In June 2013 I began running The Sense of the Sleight-of-Hand Man, our new Call of Cthulhu campaign set in H.P. Lovecraft’s Dreamlands, for my local gaming group in Inverness, Alabama. I’m keeping an Actual Play journal of the campaign. These are some notes on the special rules that apply for the campaign and some of my personal house rules that might come up.
Character Creation
In The Sense of the Sleight-of-Hand Man, we recommend a few tweaks to the typical Call of Cthulhu character creation rules. In the waking world, the Investigators each get +3 POW (to a maximum of 18), but their SAN starts at POW x 4 rather than POW x 5 and each begins with drug addiction as an indefinite insanity.
In the Dreamlands, when the Dreamers take on strange new bodies, they must roll their physical attributes from scratch—but they get bonus points to reflect the unwitting influence of each Dreamer’s psyche. The higher the POW compared to INT and EDU, the bigger the bonus. Since these are the Dreamlands, this can bring a physical attribute higher than 18.
Healing in the Dreamlands
In The Sense of the Sleight-of-Hand Man, author Dennis Detwiller recommends a new rule where any Dreamer in the Dreamlands can heal from damage by spending magic points. This doesn’t take a spell, just an act of will. As the player characters in my game first were injured, I introduced this rule very gradually. It first came up when Sam Ford was cut down, nearly killed and left unconscious by a vicious scimitar stroke. Elissa Von Dale went to him and attempted First Aid. Her roll failed, but I asked the player how desperately she wanted him to recover—measured on a scale of zero to 17 (her current magic points), where 17 would leave her unconscious from the effort. Her player said “about nine,” since she didn’t want him to die but wasn’t convinced this wasn’t all a hallucination anyway. I told Elise to mark off 9 MP and told Sam he regained 9 HP. In a later session we explored this a little further and the relationship between willpower and healing started becoming clear.
House Rules
I am using a number of house rules to spice up combat in Call of Cthulhu for this Dreamlands campaign, where hand-to-hand combat is frequent and doesn’t necessarily carry quite the same mood-destroying connotations as in traditional Call of Cthulhu. None of these are official or recommended in The Sense of the Sleight-of-Hand Man; they’re just my personal jam.
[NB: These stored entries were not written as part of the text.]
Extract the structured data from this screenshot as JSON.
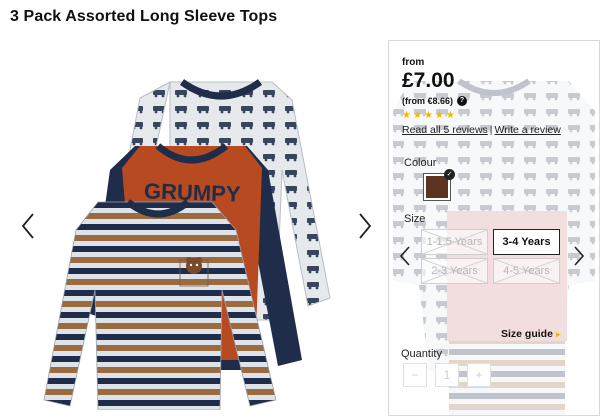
{
  "product": {
    "title": "3 Pack Assorted Long Sleeve Tops"
  },
  "image_text": {
    "slogan": "GRUMPY"
  },
  "pricing": {
    "from_label": "from",
    "price": "£7.00",
    "alt_price": "(from €8.66)"
  },
  "reviews": {
    "rating": 5,
    "max_rating": 5,
    "stars": [
      "★",
      "★",
      "★",
      "★",
      "★"
    ],
    "read_label": "Read all 5 reviews",
    "separator": "|",
    "write_label": "Write a review"
  },
  "colour": {
    "label": "Colour",
    "selected_hex": "#5c3420"
  },
  "size": {
    "label": "Size",
    "options": [
      {
        "label": "1-1.5 Years",
        "available": false,
        "selected": false
      },
      {
        "label": "3-4 Years",
        "available": true,
        "selected": true
      },
      {
        "label": "2-3 Years",
        "available": false,
        "selected": false
      },
      {
        "label": "4-5 Years",
        "available": false,
        "selected": false
      }
    ],
    "guide_label": "Size guide",
    "guide_icon": "chevron-right-icon"
  },
  "quantity": {
    "label": "Quantity",
    "decrement": "−",
    "value": "1",
    "increment": "+"
  },
  "icons": {
    "help": "?",
    "check": "✓"
  },
  "colors": {
    "accent": "#f2b705",
    "text": "#111111",
    "shirt_orange": "#b84a22",
    "shirt_navy": "#1f2d4a",
    "stripe_brown": "#9a6b3f",
    "stripe_grey": "#dde3e8"
  }
}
I’m listing them here in case they come up in the Actual Play reports.
Hide and Sneak: I consolidate these both into a single Sneak skill.
Weapon Skills: I allow a fixed 25% base skill for weapons rather than using the very low base chances for some weapons (such as 10% for fencing foils) in Call of Cthulhu.
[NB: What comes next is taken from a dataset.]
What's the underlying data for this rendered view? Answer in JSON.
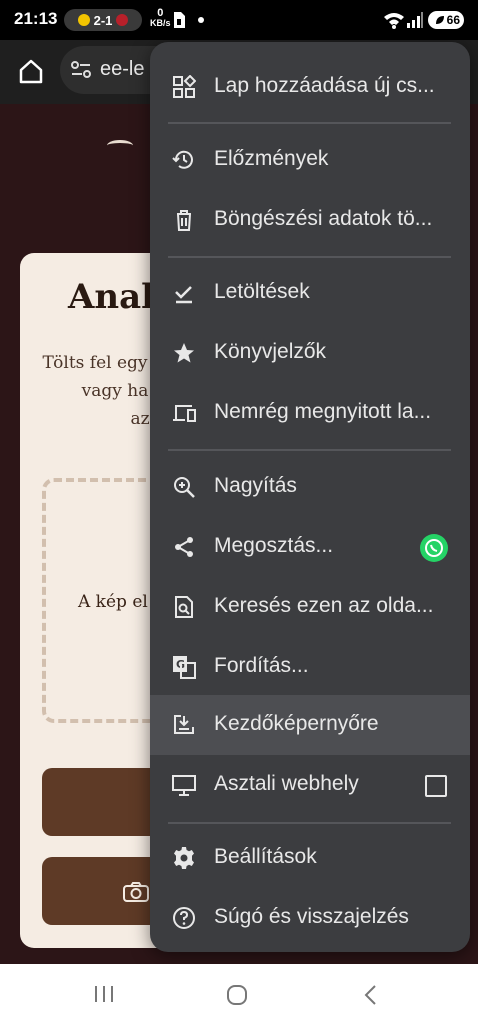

Dodging and Parrying: I borrow a rule from the original Stormbringer and Hawkmoon rules—if you successfully Dodge or parry, you can attempt another Dodge or parry roll that round but at –20%. The penalty is cumulative and once you fail you can’t make another attempt.
Defense Points: I also am adding a new house rule saying that the Dodge skill reduces damage a little even without attempting a roll, as long as you’re mobile enough to flinch away and are not surprised. The reduction equals 1/20 your Dodge skill, rounded off normally. With 50% in Dodge, you reduce damage from each attack by 3 points unless your surprised by it or immobilized.
Armor: Rather than the static protection of standard Call of Cthulhu armor, I borrow another rule from the old Stormbringer book and use variable protection. Lightweight armor blocks 1D6+1 damage from each blow, or 1D6–1 if you aren’t wearing a helmet. Wearing even a little armor reduces Dodge and other physical skills, and CON rolls to resist exhaustion. Wearing a helmet reduces perception skills. The heavier the armor, the worse the penalties.
Shields: In this particular campaign I use a different set of rules from other BRP games. Instead of having a dedicated “Shield” skill I let players use Dodge or a weapon parry roll to use a shield—and with a shield the character can roll Dodge (to parry with the shield) and also attack in the same round. A shield reduces damage by its HP (typically 12). Each time it takes damage exceeding its HP it loses one HP.
Critical Hits: An impaling weapon impales as usual with a critical hit. But other combat rolls have special effects, too, if the attack roll is 1/5 the skill or lower. With a cutting weapon or unarmed attack you gain an extra attack. With a blunt weapon you do maximum weapon damage (but still must roll for a damage bonus). With a parry you can force the attacker to drop the weapn or you can gain an extra parry roll at no penalty. With Dodge you can force the attacker to fall prone or you can gain an extra Dodge roll at no penalty.